If you do things right and early enough, your Corgi will not love you less. He or she will grow up to become the best dog possible. When appropriately trained, your Corgi will come to your command and obey you. Sometimes even a look at your Corgi or pointing a finger will be enough to stop whatever he or she is doing. 

Training a dog is a lot similar to disciplining a child. You have to be both loving and strict. As long as your Corgi is feeling loved and safe with you, he or she will not love you less if you raise your voice from time to time.

Corgis, like all dogs in general, feel your emotions. If your behavior comes out of a concern for their well-being, it will not be taken against you. You will be forgiven even if you sometimes make a mistake.

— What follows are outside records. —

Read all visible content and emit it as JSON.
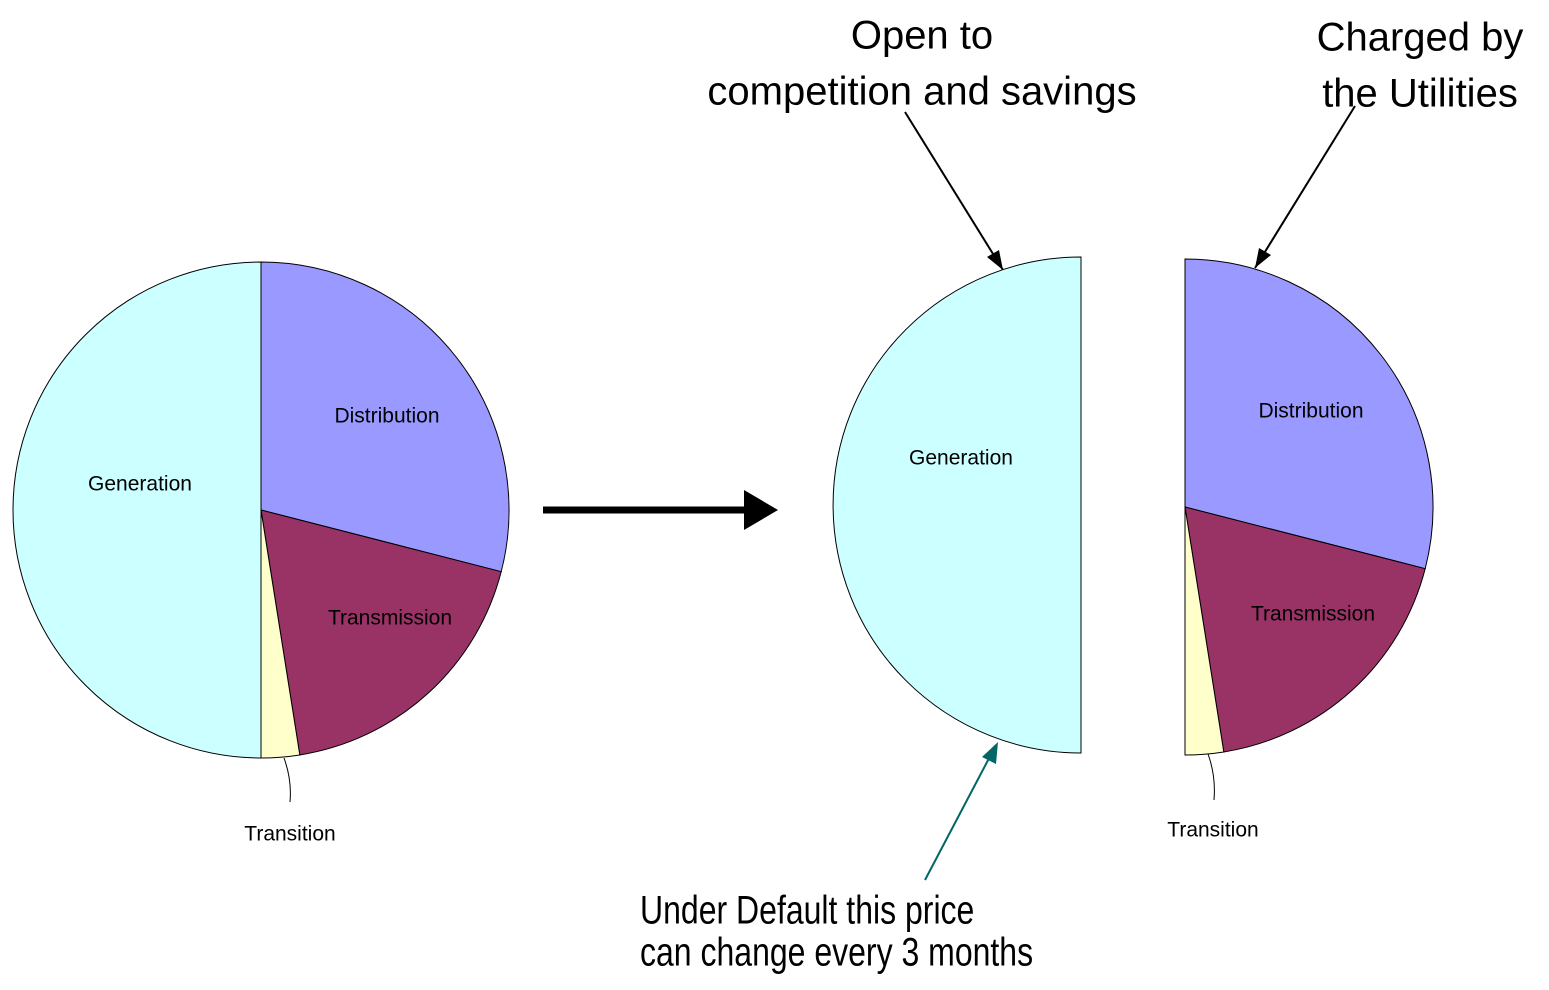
{
  "chart_data": {
    "type": "pie",
    "categories": [
      "Distribution",
      "Transmission",
      "Transition",
      "Generation"
    ],
    "values": [
      29,
      18.5,
      2.5,
      50
    ],
    "colors": [
      "#9999ff",
      "#993366",
      "#ffffcc",
      "#ccffff"
    ],
    "annotations": [
      {
        "lines": [
          "Open to",
          "competition and savings"
        ]
      },
      {
        "lines": [
          "Charged by",
          "the Utilities"
        ]
      },
      {
        "lines": [
          "Under Default this price",
          "can change every 3 months"
        ]
      }
    ]
  }
}
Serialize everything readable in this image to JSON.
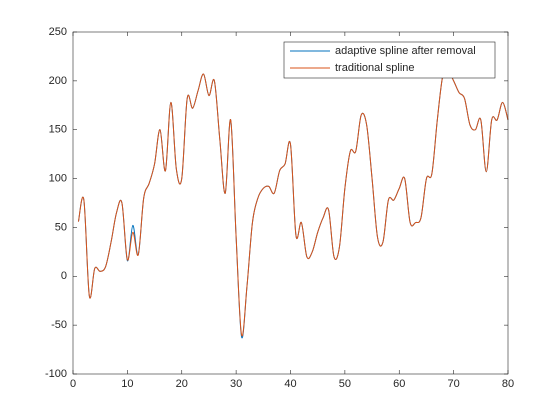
{
  "chart_data": {
    "type": "line",
    "x": [
      1,
      2,
      3,
      4,
      5,
      6,
      7,
      8,
      9,
      10,
      11,
      12,
      13,
      14,
      15,
      16,
      17,
      18,
      19,
      20,
      21,
      22,
      23,
      24,
      25,
      26,
      27,
      28,
      29,
      30,
      31,
      32,
      33,
      34,
      35,
      36,
      37,
      38,
      39,
      40,
      41,
      42,
      43,
      44,
      45,
      46,
      47,
      48,
      49,
      50,
      51,
      52,
      53,
      54,
      55,
      56,
      57,
      58,
      59,
      60,
      61,
      62,
      63,
      64,
      65,
      66,
      67,
      68,
      69,
      70,
      71,
      72,
      73,
      74,
      75,
      76,
      77,
      78,
      79,
      80
    ],
    "series": [
      {
        "name": "adaptive spline after removal",
        "color": "#0072bd",
        "values": [
          56,
          78,
          -20,
          8,
          5,
          10,
          35,
          65,
          75,
          16,
          52,
          22,
          80,
          95,
          115,
          150,
          108,
          178,
          110,
          100,
          182,
          172,
          190,
          207,
          185,
          200,
          140,
          85,
          160,
          40,
          -62,
          -10,
          55,
          80,
          90,
          92,
          85,
          108,
          115,
          135,
          42,
          55,
          20,
          25,
          45,
          60,
          68,
          20,
          30,
          90,
          128,
          128,
          165,
          155,
          100,
          40,
          35,
          78,
          78,
          90,
          100,
          55,
          55,
          60,
          100,
          105,
          160,
          205,
          210,
          200,
          188,
          182,
          155,
          150,
          160,
          107,
          160,
          160,
          178,
          160
        ]
      },
      {
        "name": "traditional spline",
        "color": "#d95319",
        "values": [
          56,
          78,
          -20,
          8,
          5,
          10,
          35,
          65,
          75,
          17,
          45,
          22,
          80,
          95,
          115,
          150,
          108,
          178,
          110,
          100,
          182,
          172,
          190,
          207,
          185,
          200,
          140,
          85,
          160,
          40,
          -60,
          -10,
          55,
          80,
          90,
          92,
          85,
          108,
          115,
          135,
          42,
          55,
          20,
          25,
          45,
          60,
          68,
          20,
          30,
          90,
          128,
          128,
          165,
          155,
          100,
          40,
          35,
          78,
          78,
          90,
          100,
          55,
          55,
          60,
          100,
          105,
          160,
          205,
          210,
          200,
          188,
          182,
          155,
          150,
          160,
          107,
          160,
          160,
          178,
          160
        ]
      }
    ],
    "xlim": [
      0,
      80
    ],
    "xticks": [
      0,
      10,
      20,
      30,
      40,
      50,
      60,
      70,
      80
    ],
    "ylim": [
      -100,
      250
    ],
    "yticks": [
      -100,
      -50,
      0,
      50,
      100,
      150,
      200,
      250
    ],
    "legend": "northeast"
  }
}
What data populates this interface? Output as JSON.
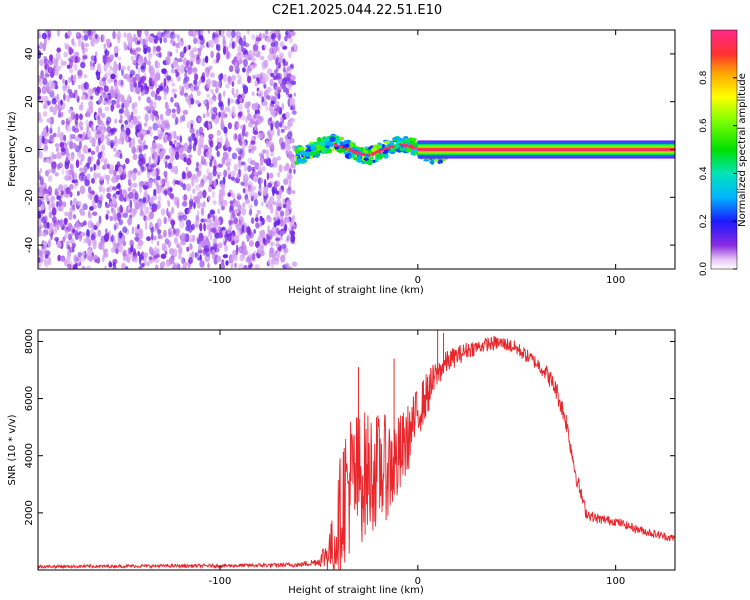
{
  "title": "C2E1.2025.044.22.51.E10",
  "chart_data": [
    {
      "type": "heatmap",
      "name": "spectrogram",
      "xlabel": "Height of straight line (km)",
      "ylabel": "Frequency (Hz)",
      "xlim": [
        -192,
        130
      ],
      "ylim": [
        -50,
        50
      ],
      "xticks": [
        -100,
        0,
        100
      ],
      "yticks": [
        -40,
        -20,
        0,
        20,
        40
      ],
      "colorbar": {
        "label": "Normalized spectral amplitude",
        "range": [
          0,
          1
        ],
        "ticks": [
          "0.0",
          "0.2",
          "0.4",
          "0.6",
          "0.8"
        ]
      },
      "regions": [
        {
          "desc": "noise",
          "x_from": -192,
          "x_to": -62,
          "f_from": -50,
          "f_to": 50,
          "amplitude": [
            0.05,
            0.15
          ]
        },
        {
          "desc": "signal-onset",
          "x_from": -62,
          "x_to": 15,
          "f_center": 0,
          "f_halfwidth": 4,
          "amplitude": [
            0.2,
            0.95
          ]
        },
        {
          "desc": "steady-line",
          "x_from": 0,
          "x_to": 130,
          "f_center": 0,
          "f_halfwidth": 2,
          "amplitude": [
            0.95,
            1.0
          ]
        }
      ]
    },
    {
      "type": "line",
      "name": "snr",
      "xlabel": "Height of straight line (km)",
      "ylabel": "SNR (10 * v/v)",
      "xlim": [
        -192,
        130
      ],
      "ylim": [
        0,
        8400
      ],
      "xticks": [
        -100,
        0,
        100
      ],
      "yticks": [
        2000,
        4000,
        6000,
        8000
      ],
      "color": "#e8262b",
      "envelope_x": [
        -192,
        -100,
        -60,
        -50,
        -42,
        -38,
        -35,
        -30,
        -25,
        -20,
        -15,
        -10,
        -5,
        0,
        5,
        10,
        15,
        20,
        25,
        30,
        35,
        40,
        45,
        50,
        55,
        60,
        65,
        70,
        75,
        80,
        85,
        90,
        100,
        110,
        120,
        130
      ],
      "envelope_y": [
        120,
        150,
        180,
        300,
        900,
        2500,
        3000,
        3200,
        3400,
        3500,
        3600,
        3800,
        4600,
        5500,
        6200,
        6900,
        7300,
        7500,
        7700,
        7800,
        7900,
        7950,
        7900,
        7750,
        7500,
        7250,
        6900,
        6300,
        5200,
        3300,
        2000,
        1800,
        1700,
        1450,
        1250,
        1100
      ],
      "noise_amplitude": [
        50,
        60,
        80,
        150,
        1200,
        2400,
        2600,
        2400,
        2200,
        2000,
        1800,
        1600,
        1200,
        900,
        800,
        500,
        400,
        350,
        300,
        250,
        250,
        250,
        250,
        250,
        250,
        250,
        300,
        350,
        350,
        300,
        200,
        180,
        150,
        150,
        150,
        130
      ],
      "peaks": [
        {
          "x": -30,
          "y": 7100
        },
        {
          "x": 10,
          "y": 8400
        },
        {
          "x": 13,
          "y": 8300
        },
        {
          "x": -12,
          "y": 7400
        }
      ]
    }
  ]
}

See Also: Why Does My Corgi Follow Me Everywhere?

Final Words

Even if you sometimes feel you are not your Corgi’s favorite person, we doubt that is really the case. Your dog is affectionate and loving, and it is only normal that he shows that to more than one person. 

If your partner, kids, or roommates seem to attract more of your dog’s attention, try changing your attitude towards your Corgi. He might enjoy a different form of communication or play better. It does not mean that he or she does not love you, though.

As long as you treat your Corgi with care and love, he or she will love you back. Period.